Permanent Multi-Well DAS Monitoring Explains The Seismicity Triggered by an Interaction Between Two CO2 Plumes

Induced seismicity is often perceived as one of the main risks for geological storage of carbon dioxide. Therefore, microseismic monitoring is a necessary component for the storage projects. However, only three dedicated CO2 injections into saline aquifers have led to detectable microseismic events, with the largest documented event having a moment magnitude of 1.6. This study presents another field experiment, CO2CRC Otway Project Stage 3, where two small injections of supercritical CO2 (15,000 tonnes and 0.2 MPa pressure) into a good sandstone aquifer induced detectable seismicity.

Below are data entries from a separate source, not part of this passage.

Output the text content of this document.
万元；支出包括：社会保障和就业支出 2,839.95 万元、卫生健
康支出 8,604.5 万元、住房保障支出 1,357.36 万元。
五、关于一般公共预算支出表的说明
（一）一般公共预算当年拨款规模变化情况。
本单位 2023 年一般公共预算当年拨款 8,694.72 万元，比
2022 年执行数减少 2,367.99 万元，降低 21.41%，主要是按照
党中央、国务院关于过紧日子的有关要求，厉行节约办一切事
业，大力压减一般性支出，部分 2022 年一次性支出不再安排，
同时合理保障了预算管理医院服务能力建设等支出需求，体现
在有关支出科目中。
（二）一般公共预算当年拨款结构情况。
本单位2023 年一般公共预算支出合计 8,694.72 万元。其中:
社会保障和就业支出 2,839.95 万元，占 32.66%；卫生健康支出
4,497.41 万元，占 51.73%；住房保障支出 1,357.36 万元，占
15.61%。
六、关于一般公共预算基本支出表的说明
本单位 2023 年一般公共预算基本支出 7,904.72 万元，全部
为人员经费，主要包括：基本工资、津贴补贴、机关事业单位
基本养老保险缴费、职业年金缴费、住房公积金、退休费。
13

In 610 days passive seismic monitoring of the Stage 3 injection we detected 17 microseismic events (maximum moment magnitude MW0.1) using 5 deep boreholes with engineered optical fiber. Overall, we found that the DAS array provides sufficient sensitivity and signal-to-noise ratio to warrant detection of induced events with ~MW-2 that occurred up to a kilometre away from the nearest borehole. The main cluster of the events has the same location and source mechanism as the one triggered by a previous twin injection at the Otway Project site, Stage 2C. Also, timing for the Stage 2C and Stage 3 events is closely correlated with the actual movement of the CO2 plume front rather than the typically observed situation, where events are triggered by the pore pressure plume. The nature of the plume-fault interaction remains unclear yet, but some mechanisms such as chemical alteration of the fault gouge may enhance the susceptibility of the fault to pressure perturbation for a very small injection or a leakage. Moreover, the Stage 3 monitoring program included an extensive pressure tomography. The associated high-pressure but short brine injections led to some detectable seismicity outside of the CO2 plume, with no obvious clustering of the hypocenters along some subseismic faults.

It is important to note that the seismogenic fault could not be identified in the seismic images prior to the injection. Only through the high-precision tracking of the two injections using the DAS array we could detect and characterize the reactivated fault.